One look at his program was enough to raise eyebrows. Three ricercares from 17th-century composer Giovanni Gabrieli alternated with  spiky 20th- and 21st-century avant-garde contemporary works by Elliott  Carter, Canadian composer Gilles Tremblay, Luciano Berio, and the program rounded off with Bach’s Third Cello Suite in C.

After explaining that ricercare meant search, and that Gabrieli was  writing down his own improvisations, Haimovitz played the short  prelude-like pieces as freely as if he were improvising as well. Notes  rushed together to a peak or valley, while others were drawn out, and  firmly seated accents converted key notes into launching pads.

Carter’s Figment No. 1, a Haimovitz calling card, is a remarkable  piece in which every note is accounted for and interpretation marks  notated, with an expectation of literal accuracy. Yet when played like  this, the music sounded like an improvisation.

Figment

Figment

What kept it together was intervallic tension, the tendency of notes  to set up an expectation of the following note.
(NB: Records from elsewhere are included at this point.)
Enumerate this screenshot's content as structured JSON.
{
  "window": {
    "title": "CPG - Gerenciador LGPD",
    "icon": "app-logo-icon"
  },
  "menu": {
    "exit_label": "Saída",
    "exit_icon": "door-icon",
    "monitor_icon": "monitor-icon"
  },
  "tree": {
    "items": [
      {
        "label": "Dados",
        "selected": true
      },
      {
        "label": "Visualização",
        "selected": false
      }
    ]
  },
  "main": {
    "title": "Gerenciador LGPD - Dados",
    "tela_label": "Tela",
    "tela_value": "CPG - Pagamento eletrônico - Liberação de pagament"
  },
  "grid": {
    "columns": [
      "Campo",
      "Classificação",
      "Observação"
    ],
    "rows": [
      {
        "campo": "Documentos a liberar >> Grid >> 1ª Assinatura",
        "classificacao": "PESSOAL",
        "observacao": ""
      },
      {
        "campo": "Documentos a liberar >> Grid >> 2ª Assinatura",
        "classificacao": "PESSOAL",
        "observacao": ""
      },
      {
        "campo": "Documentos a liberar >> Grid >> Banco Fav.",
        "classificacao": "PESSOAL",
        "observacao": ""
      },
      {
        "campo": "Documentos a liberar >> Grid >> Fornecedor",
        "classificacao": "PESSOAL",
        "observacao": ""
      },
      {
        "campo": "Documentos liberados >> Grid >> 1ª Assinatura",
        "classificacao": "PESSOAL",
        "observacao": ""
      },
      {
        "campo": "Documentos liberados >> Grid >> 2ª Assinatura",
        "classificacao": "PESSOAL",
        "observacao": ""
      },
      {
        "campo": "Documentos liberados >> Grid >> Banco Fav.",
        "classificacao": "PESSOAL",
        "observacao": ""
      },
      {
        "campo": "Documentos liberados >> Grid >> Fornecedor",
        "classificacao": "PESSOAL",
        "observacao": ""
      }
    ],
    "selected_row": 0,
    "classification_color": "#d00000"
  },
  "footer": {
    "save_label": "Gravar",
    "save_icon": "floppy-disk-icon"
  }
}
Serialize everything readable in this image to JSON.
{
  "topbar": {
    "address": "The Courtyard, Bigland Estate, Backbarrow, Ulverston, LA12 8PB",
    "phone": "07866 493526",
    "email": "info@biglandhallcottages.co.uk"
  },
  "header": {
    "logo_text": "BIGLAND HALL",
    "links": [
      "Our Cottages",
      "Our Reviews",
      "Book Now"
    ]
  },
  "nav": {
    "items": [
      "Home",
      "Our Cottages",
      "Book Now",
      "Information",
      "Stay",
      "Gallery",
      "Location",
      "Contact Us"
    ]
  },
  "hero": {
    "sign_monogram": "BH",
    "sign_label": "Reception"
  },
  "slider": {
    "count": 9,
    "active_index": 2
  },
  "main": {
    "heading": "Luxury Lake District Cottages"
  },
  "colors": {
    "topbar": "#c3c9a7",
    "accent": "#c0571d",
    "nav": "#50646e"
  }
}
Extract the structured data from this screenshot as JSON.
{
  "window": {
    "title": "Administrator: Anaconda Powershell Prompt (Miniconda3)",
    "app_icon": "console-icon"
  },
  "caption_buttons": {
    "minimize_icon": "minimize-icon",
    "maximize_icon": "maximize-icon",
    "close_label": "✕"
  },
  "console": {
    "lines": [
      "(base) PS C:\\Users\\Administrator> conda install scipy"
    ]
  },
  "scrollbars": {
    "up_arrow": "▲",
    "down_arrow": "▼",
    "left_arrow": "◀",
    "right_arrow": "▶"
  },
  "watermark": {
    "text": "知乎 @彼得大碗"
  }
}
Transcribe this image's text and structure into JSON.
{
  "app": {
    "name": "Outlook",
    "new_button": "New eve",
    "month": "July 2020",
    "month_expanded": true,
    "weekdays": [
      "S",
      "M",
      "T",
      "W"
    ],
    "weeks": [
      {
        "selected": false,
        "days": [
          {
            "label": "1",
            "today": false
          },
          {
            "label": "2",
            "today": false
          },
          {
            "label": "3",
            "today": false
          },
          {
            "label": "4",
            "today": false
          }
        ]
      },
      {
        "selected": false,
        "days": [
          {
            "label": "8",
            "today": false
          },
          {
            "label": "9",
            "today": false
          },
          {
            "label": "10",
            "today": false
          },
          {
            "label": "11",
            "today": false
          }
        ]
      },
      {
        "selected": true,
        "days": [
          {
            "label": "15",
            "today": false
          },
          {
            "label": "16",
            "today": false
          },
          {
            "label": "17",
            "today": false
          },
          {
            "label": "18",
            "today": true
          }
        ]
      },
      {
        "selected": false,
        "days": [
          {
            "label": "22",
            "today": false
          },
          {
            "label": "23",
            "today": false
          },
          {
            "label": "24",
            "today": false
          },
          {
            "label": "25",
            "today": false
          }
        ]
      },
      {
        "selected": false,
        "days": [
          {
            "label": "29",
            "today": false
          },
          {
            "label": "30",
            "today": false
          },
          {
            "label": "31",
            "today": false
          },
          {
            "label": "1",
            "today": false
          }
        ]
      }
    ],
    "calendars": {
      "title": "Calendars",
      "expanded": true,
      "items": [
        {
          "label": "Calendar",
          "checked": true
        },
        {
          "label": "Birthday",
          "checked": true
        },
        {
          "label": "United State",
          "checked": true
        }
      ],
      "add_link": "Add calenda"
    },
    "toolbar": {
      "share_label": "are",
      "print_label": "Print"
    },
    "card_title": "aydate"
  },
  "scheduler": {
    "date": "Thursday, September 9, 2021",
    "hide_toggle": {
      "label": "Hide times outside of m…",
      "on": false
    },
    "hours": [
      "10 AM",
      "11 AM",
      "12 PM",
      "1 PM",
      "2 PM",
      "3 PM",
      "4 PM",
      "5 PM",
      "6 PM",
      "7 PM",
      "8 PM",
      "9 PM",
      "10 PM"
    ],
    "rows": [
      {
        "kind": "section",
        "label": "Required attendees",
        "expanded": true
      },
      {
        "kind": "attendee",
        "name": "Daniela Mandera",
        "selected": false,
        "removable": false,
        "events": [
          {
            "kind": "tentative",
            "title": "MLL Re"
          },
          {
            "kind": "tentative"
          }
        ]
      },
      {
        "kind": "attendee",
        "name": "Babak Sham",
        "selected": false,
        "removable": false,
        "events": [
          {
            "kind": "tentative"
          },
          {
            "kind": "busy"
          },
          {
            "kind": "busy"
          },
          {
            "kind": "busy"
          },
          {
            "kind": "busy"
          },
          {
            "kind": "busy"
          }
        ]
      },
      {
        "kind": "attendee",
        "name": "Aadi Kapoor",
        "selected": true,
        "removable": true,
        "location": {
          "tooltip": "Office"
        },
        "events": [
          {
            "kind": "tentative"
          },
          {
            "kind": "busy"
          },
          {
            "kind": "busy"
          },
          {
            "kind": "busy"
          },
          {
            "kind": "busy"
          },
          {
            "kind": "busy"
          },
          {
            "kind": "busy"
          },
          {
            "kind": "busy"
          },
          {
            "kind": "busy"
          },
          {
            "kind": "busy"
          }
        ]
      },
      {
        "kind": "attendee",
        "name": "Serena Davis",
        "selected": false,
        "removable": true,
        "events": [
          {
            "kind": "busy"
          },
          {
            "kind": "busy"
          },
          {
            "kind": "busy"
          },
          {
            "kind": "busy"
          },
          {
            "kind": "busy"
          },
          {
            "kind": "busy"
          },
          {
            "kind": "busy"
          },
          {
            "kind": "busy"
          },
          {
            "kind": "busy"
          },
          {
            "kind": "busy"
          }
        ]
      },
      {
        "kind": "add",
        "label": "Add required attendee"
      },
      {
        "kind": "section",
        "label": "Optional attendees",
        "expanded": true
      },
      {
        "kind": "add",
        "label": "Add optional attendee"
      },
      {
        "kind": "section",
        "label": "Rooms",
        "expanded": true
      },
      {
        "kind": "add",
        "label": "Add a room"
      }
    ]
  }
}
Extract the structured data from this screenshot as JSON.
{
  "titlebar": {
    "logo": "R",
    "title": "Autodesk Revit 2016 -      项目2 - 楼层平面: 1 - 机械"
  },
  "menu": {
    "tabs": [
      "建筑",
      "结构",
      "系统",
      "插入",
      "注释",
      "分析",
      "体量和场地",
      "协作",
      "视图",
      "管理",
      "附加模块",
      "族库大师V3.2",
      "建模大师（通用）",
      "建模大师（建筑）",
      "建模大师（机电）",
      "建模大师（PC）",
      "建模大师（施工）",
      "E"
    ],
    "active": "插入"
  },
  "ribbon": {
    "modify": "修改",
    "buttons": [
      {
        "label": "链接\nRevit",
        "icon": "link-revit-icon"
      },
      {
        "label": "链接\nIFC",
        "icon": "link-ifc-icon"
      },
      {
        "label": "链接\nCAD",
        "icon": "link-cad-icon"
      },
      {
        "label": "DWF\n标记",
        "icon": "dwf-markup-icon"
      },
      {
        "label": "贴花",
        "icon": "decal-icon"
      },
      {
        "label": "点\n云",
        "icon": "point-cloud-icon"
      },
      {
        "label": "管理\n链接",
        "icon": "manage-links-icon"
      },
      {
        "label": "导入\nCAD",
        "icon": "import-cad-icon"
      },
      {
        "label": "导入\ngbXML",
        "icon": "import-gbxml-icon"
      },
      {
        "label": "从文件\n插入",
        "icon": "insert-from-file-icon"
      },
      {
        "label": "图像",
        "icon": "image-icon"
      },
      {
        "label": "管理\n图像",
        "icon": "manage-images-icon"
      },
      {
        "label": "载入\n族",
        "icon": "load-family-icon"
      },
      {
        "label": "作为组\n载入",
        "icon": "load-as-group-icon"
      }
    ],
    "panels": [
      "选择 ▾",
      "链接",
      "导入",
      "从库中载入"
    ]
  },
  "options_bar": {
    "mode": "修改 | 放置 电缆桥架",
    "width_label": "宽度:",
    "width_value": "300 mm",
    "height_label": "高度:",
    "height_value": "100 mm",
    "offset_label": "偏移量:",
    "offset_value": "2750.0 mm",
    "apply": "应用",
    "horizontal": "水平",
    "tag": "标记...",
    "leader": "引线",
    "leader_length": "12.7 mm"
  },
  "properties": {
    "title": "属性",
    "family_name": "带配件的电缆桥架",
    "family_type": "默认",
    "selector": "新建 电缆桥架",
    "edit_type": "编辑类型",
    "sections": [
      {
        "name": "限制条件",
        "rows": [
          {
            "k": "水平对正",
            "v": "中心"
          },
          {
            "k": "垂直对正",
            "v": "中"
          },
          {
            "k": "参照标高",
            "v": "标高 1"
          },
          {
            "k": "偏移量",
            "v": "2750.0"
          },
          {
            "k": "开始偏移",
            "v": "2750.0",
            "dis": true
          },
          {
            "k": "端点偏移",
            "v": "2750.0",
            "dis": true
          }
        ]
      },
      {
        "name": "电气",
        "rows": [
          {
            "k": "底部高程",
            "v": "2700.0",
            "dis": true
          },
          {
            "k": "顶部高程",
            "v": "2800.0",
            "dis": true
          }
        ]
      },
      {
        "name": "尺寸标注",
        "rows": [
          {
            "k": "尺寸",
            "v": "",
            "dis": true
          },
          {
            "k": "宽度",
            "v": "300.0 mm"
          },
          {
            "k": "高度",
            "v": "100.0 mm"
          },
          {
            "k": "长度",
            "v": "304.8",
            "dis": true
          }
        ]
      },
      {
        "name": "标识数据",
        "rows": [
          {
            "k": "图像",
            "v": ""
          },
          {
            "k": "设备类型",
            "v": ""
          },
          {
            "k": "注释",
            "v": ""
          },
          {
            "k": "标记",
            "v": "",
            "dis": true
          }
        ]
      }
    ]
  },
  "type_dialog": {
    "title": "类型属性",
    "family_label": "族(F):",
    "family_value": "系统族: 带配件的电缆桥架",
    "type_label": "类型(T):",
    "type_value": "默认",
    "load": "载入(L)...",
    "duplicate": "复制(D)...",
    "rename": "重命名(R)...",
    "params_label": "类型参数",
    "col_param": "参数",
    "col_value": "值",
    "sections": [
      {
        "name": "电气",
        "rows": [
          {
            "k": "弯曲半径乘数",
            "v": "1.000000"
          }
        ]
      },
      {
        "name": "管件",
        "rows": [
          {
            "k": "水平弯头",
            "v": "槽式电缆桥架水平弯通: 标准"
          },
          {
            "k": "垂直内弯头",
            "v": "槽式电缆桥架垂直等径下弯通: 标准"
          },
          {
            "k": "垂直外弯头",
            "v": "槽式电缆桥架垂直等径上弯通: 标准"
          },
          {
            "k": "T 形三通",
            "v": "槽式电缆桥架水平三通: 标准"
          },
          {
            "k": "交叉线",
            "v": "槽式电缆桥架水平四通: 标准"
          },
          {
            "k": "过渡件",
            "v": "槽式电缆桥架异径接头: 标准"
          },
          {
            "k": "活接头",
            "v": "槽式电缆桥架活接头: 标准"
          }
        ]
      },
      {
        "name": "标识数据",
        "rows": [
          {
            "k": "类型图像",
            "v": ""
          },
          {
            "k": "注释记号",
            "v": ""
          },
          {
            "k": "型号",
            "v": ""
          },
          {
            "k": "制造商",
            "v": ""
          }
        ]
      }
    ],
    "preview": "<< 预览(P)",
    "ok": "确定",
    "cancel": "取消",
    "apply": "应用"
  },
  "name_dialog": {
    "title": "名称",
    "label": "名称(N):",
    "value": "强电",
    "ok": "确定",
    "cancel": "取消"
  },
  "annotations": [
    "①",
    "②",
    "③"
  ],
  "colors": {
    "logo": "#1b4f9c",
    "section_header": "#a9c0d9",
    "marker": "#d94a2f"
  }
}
Listening to Carter,  despite his expressed desire (according to Haimovitz) to transcend time  by destroying the pulse, was compelling. You can’t take your ear off  him.

His Bach was a masterful, unique, almost unimaginably right  performance in which, rather than maintain a steady pulse, he went with  the flow, following the dynamic curve of each passage, revealing the  architectural design of each of its six movements, echoing the  improvisational style he had so cleverly set up with the Gabrieli  earlier in the program.

Haimovitz has been a hot item with Halifax concert goes ever since  his stunning performance of the Dvorak Cello Concerto with Symphony Nova  Scotia in May.

ScoFest artistic director Chris Wilcox had already booked him to play  at this year’s festival. After that concert, he asked Haimovitz to play  the Dvorak instead of a Haydn concerto on the final Concerto-Rama. That  performance takes place next Sunday at 3 p.m. in the Dunn Theatre.